In the latest round of judicial volleyball pertaining to President Trump’s March 6 executive order, “Protecting the Nation From Foreign Terrorists’ Entry Into the United States,” the Supreme Court has asked the State of Hawaii to respond by noon on July 18 to the Trump Justice Department’s appeal of Hawaii District Court Judge Derrick Watson’s July 13 ruling on the ban. That ruling substituted Watson’s own interpretation of the Supreme Court’s June 26 ruling that allowed the travel ban to go into effect for the Trump administration’s interpretation of it.
The Supreme Court’s June 26 ruling exempted only one category of foreigners from the travel ban: those “with a credible claim of a bona fide relationship with a person or entity in the United States.” The Trump administration interpreted that exemption as applying only to immediate family members such as a parent, spouse, fiancé, son, daughter, son-in-law, daughter-in-law, or sibling. However, in his July 13 ruling, Watson decided to expand the exemption considerably, to include grandparents, grandchildren, brothers-in-law, sisters-in-law, aunts, uncles, nieces, nephews, and cousins of people already in this country.

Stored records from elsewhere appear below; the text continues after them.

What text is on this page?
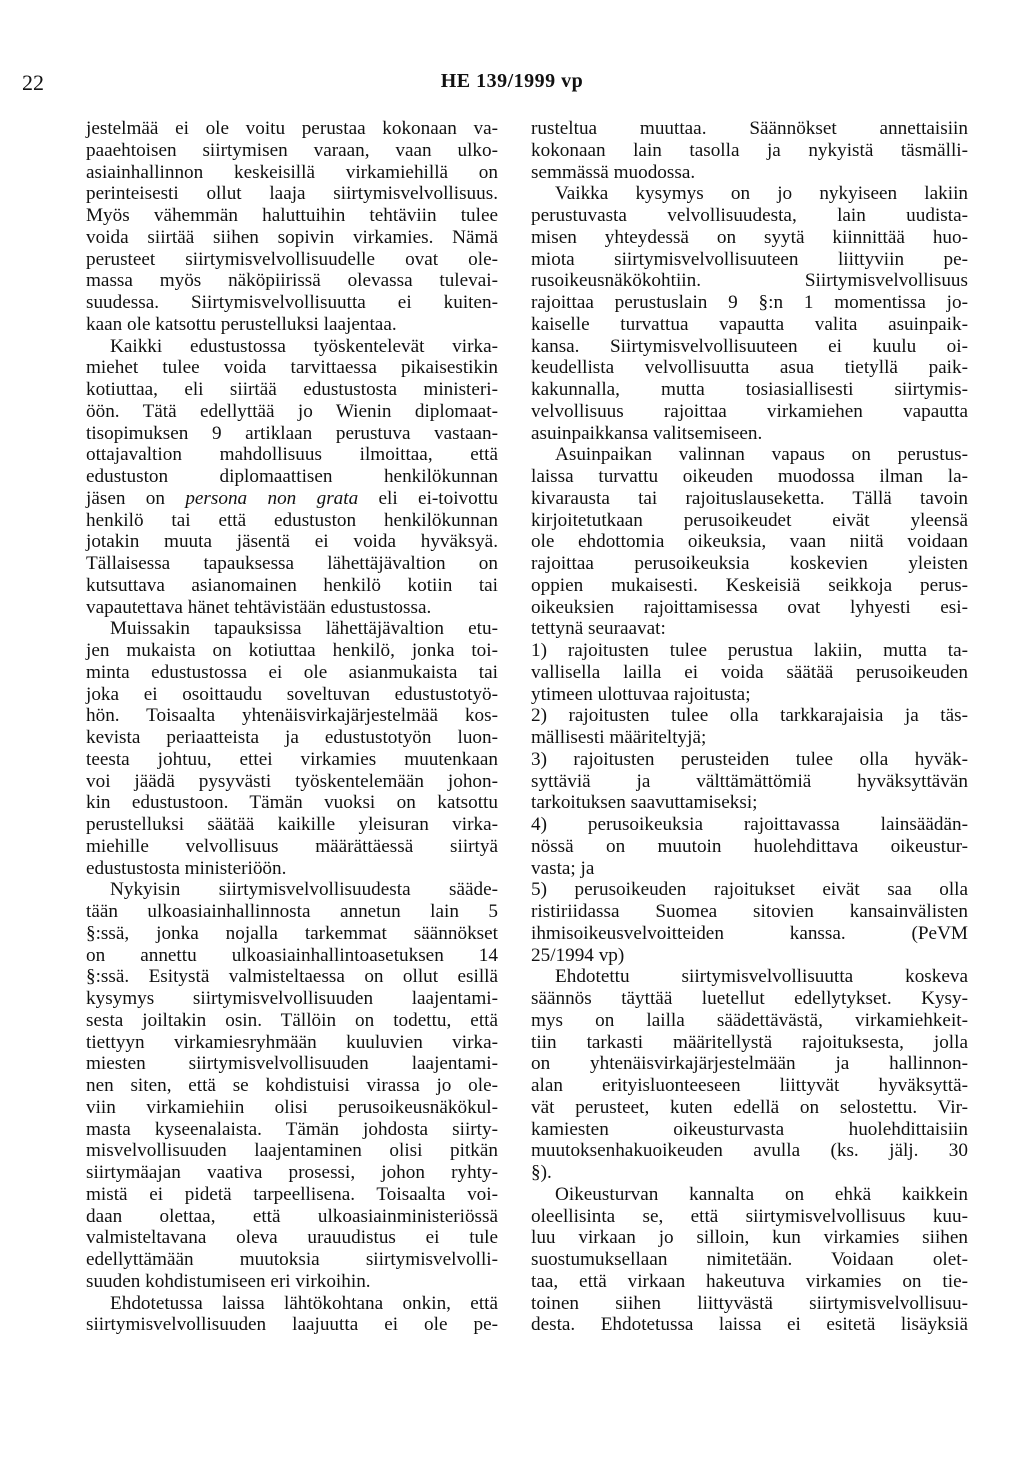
22	HE 139/1999 vp
jestelmää ei ole voitu perustaa kokonaan va-
paaehtoisen siirtymisen varaan, vaan ulko-
asiainhallinnon keskeisillä virkamiehillä on
perinteisesti ollut laaja siirtymisvelvollisuus.
Myös vähemmän haluttuihin tehtäviin tulee
voida siirtää siihen sopivin virkamies. Nämä
perusteet siirtymisvelvollisuudelle ovat ole-
massa myös näköpiirissä olevassa tulevai-
suudessa. Siirtymisvelvollisuutta ei kuiten-
kaan ole katsottu perustelluksi laajentaa.
Kaikki edustustossa työskentelevät virka-
miehet tulee voida tarvittaessa pikaisestikin
kotiuttaa, eli siirtää edustustosta ministeri-
öön. Tätä edellyttää jo Wienin diplomaat-
tisopimuksen 9 artiklaan perustuva vastaan-
ottajavaltion mahdollisuus ilmoittaa, että
edustuston diplomaattisen henkilökunnan
jäsen on persona non grata eli ei-toivottu
henkilö tai että edustuston henkilökunnan
jotakin muuta jäsentä ei voida hyväksyä.
Tällaisessa tapauksessa lähettäjävaltion on
kutsuttava asianomainen henkilö kotiin tai
vapautettava hänet tehtävistään edustustossa.
Muissakin tapauksissa lähettäjävaltion etu-
jen mukaista on kotiuttaa henkilö, jonka toi-
minta edustustossa ei ole asianmukaista tai
joka ei osoittaudu soveltuvan edustustotyö-
hön. Toisaalta yhtenäisvirkajärjestelmää kos-
kevista periaatteista ja edustustotyön luon-
teesta johtuu, ettei virkamies muutenkaan
voi jäädä pysyvästi työskentelemään johon-
kin edustustoon. Tämän vuoksi on katsottu
perustelluksi säätää kaikille yleisuran virka-
miehille velvollisuus määrättäessä siirtyä
edustustosta ministeriöön.
Nykyisin siirtymisvelvollisuudesta sääde-
tään ulkoasiainhallinnosta annetun lain 5
§:ssä, jonka nojalla tarkemmat säännökset
on annettu ulkoasiainhallintoasetuksen 14
§:ssä. Esitystä valmisteltaessa on ollut esillä
kysymys siirtymisvelvollisuuden laajentami-
sesta joiltakin osin. Tällöin on todettu, että
tiettyyn virkamiesryhmään kuuluvien virka-
miesten siirtymisvelvollisuuden laajentami-
nen siten, että se kohdistuisi virassa jo ole-
viin virkamiehiin olisi perusoikeusnäkökul-
masta kyseenalaista. Tämän johdosta siirty-
misvelvollisuuden laajentaminen olisi pitkän
siirtymäajan vaativa prosessi, johon ryhty-
mistä ei pidetä tarpeellisena. Toisaalta voi-
daan olettaa, että ulkoasiainministeriössä
valmisteltavana oleva urauudistus ei tule
edellyttämään muutoksia siirtymisvelvolli-
suuden kohdistumiseen eri virkoihin.
Ehdotetussa laissa lähtökohtana onkin, että
siirtymisvelvollisuuden laajuutta ei ole pe-
rusteltua muuttaa. Säännökset annettaisiin
kokonaan lain tasolla ja nykyistä täsmälli-
semmässä muodossa.
Vaikka kysymys on jo nykyiseen lakiin
perustuvasta velvollisuudesta, lain uudista-
misen yhteydessä on syytä kiinnittää huo-
miota siirtymisvelvollisuuteen liittyviin pe-
rusoikeusnäkökohtiin. Siirtymisvelvollisuus
rajoittaa perustuslain 9 §:n 1 momentissa jo-
kaiselle turvattua vapautta valita asuinpaik-
kansa. Siirtymisvelvollisuuteen ei kuulu oi-
keudellista velvollisuutta asua tietyllä paik-
kakunnalla, mutta tosiasiallisesti siirtymis-
velvollisuus rajoittaa virkamiehen vapautta
asuinpaikkansa valitsemiseen.
Asuinpaikan valinnan vapaus on perustus-
laissa turvattu oikeuden muodossa ilman la-
kivarausta tai rajoituslauseketta. Tällä tavoin
kirjoitetutkaan perusoikeudet eivät yleensä
ole ehdottomia oikeuksia, vaan niitä voidaan
rajoittaa perusoikeuksia koskevien yleisten
oppien mukaisesti. Keskeisiä seikkoja perus-
oikeuksien rajoittamisessa ovat lyhyesti esi-
tettynä seuraavat:
1) rajoitusten tulee perustua lakiin, mutta ta-
vallisella lailla ei voida säätää perusoikeuden
ytimeen ulottuvaa rajoitusta;
2) rajoitusten tulee olla tarkkarajaisia ja täs-
mällisesti määriteltyjä;
3) rajoitusten perusteiden tulee olla hyväk-
syttäviä ja välttämättömiä hyväksyttävän
tarkoituksen saavuttamiseksi;
4) perusoikeuksia rajoittavassa lainsäädän-
nössä on muutoin huolehdittava oikeustur-
vasta; ja
5) perusoikeuden rajoitukset eivät saa olla
ristiriidassa Suomea sitovien kansainvälisten
ihmisoikeusvelvoitteiden kanssa. (PeVM
25/1994 vp)
Ehdotettu siirtymisvelvollisuutta koskeva
säännös täyttää luetellut edellytykset. Kysy-
mys on lailla säädettävästä, virkamiehkeit-
tiin tarkasti määritellystä rajoituksesta, jolla
on yhtenäisvirkajärjestelmään ja hallinnon-
alan erityisluonteeseen liittyvät hyväksyttä-
vät perusteet, kuten edellä on selostettu. Vir-
kamiesten oikeusturvasta huolehdittaisiin
muutoksenhakuoikeuden avulla (ks. jälj. 30
§).
Oikeusturvan kannalta on ehkä kaikkein
oleellisinta se, että siirtymisvelvollisuus kuu-
luu virkaan jo silloin, kun virkamies siihen
suostumuksellaan nimitetään. Voidaan olet-
taa, että virkaan hakeutuva virkamies on tie-
toinen siihen liittyvästä siirtymisvelvollisuu-
desta. Ehdotetussa laissa ei esitetä lisäyksiä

In his ruling, Watson touted the superiority of his own definition above that of the Trump administration, asserting: “The Government’s definition represents the antithesis of common sense. Common sense, for instance, dictates that close family members be defined to include grandparents. Indeed, grandparents are the epitome of close family members. The Government's definition excludes them. That simply cannot be.” (Emphasis in original.)
The day after Watson’s ruling, the Justice Department — headed by Attorney General Jeff Sessions — issued at statement condemning it and then appealed his decision to the Supreme Court.
The statement issued by Sessions said:
Once again, we are faced with a situation in which a single federal district court has undertaken by a nationwide injunction to micromanage decisions of the co-equal Executive Branch related to our national security. By this decision, the district court has improperly substituted its policy preferences for that of the Executive Branch, defying both the lawful prerogatives of the Executive Branch and the directive of the Supreme Court.
The district court has issued decisions that are entrusted to the Executive Branch, undermined national security, delayed necessary action, created confusion, and violated a proper respect for separation of powers. The Supreme Court has had to correct this lower court once, and we will now reluctantly return directly to the Supreme Court to again vindicate the rule of law and the Executive Branch’s duty to protect the nation.
In its appeal to the High Court, the Justice Department argued that Watson's interpretation “empties the Court’s decision of meaning,” because it includes “not just ‘close’ family members, but virtually all family members.”
“Treating all of these relationships as ‘close familial relationship[s]’ reads the term ‘close’ out of the Court’s decision,” noted the appeal.
Watson’s July 13 ruling was his second aimed at the travel ban contained in Trump’s March 6 executive order. Last March, just hours before an amended version of the ban was scheduled to take effect, Watson granted a temporary restraining order enjoining the Trump administration executive branch from enforcing or implementing two key sections of the executive order across the nation.
The March 6 order that Watson stopped had dropped some language that had been included in the original January 27 travel ban order — language that made exceptions for persecuted religious minorities, including Christians. This well-intentioned item was misconstrued by critics (including a Seattle judge who ruled against it on February 3) as being “anti-Muslim,” so it was removed from the second order.
Despite this change, both Watson and U.S. District Judge Theodore Chuang in Maryland (who were both appointed by former president Obama) made numerous references to Trump’s alleged anti-Muslim bias in their respective decisions to block the order.
After the administration appealed these judges’ decisions to the Supreme Court, the High Court granted most of the administration’s emergency request to put the travel ban into place. Watson, however, did not give up and tried to eviscerate the Supreme Court’s decision with his own interpretation of it.
The Supreme Court has agreed to hear oral arguments in the fall over whether the travel ban violates the U.S. Constitution.